Calculations at a spherical shell. A spherical shell or hollow sphere is made of two spheres of different sizes and with the same center, where the smaller sphere is subtracted from the larger. Enter at radiuses and at shell thickness two of the three values and choose the number of decimal places. Then click Calculate.
Formulas:
a = R - r
A = 4 * π * ( R² + r² )
V = 4/3 * π * ( R³ - r³ )
pi:
π = 3.141592653589793...
Radiuses and thickness have the same unit (e.g. meter), the area has this unit squared (e.g. square meter), the volume has this unit to the power of three (e.g. cubic meter). A/V has this unit. Surface area refers to inner and outer boundary surfaces.
The surface of a spherical shell refers to the outer and inner surfaces. If only the outer surface is relevant, then this is of course the same as that of a sphere. The symmetry properties are also the same as those of a sphere. The spherical shell is point-symmetrical to the center, which is not part of this geometric body. It is axially symmetrical to any plane through its center and rotationally symmetrical to any angle and in any direction to this center.

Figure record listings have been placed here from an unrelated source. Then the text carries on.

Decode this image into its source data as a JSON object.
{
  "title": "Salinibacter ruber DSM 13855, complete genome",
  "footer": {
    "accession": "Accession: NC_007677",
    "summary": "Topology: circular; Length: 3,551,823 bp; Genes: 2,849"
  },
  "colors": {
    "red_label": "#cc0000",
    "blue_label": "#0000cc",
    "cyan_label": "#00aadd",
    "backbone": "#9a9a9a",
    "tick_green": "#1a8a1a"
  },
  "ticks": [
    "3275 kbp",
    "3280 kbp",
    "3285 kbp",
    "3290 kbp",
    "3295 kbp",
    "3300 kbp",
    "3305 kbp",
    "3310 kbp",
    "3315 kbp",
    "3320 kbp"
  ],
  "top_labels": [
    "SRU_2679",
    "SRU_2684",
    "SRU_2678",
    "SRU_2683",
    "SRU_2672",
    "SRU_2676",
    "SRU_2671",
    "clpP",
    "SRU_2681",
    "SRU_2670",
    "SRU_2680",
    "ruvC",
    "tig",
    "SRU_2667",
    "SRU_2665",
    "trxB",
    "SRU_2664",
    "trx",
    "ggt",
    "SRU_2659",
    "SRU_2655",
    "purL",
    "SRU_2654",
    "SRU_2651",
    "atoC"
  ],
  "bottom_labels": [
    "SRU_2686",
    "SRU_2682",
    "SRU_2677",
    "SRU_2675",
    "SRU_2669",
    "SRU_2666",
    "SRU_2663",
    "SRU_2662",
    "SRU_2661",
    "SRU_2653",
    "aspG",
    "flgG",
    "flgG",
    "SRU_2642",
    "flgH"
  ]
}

Some real things that are spherical are actually spherical shells, simply because there is often no reason to fill the inside of the sphere and you can save material this way. The shell thickness should then of course be chosen so that the object is stable. The earth is of course not hollow inside, but you can imagine its various layers, apart from the inner core, as spherical shells. For example, the outermost layer, the earth's crust, has an outer radius (large sphere) of about 6370 kilometers and is on average about 20 kilometers thick. Of course, this calculation is only approximate, since on the one hand the crust thickness varies greatly, and on the other hand the Earth is actually rather a slightly flattened spheroid.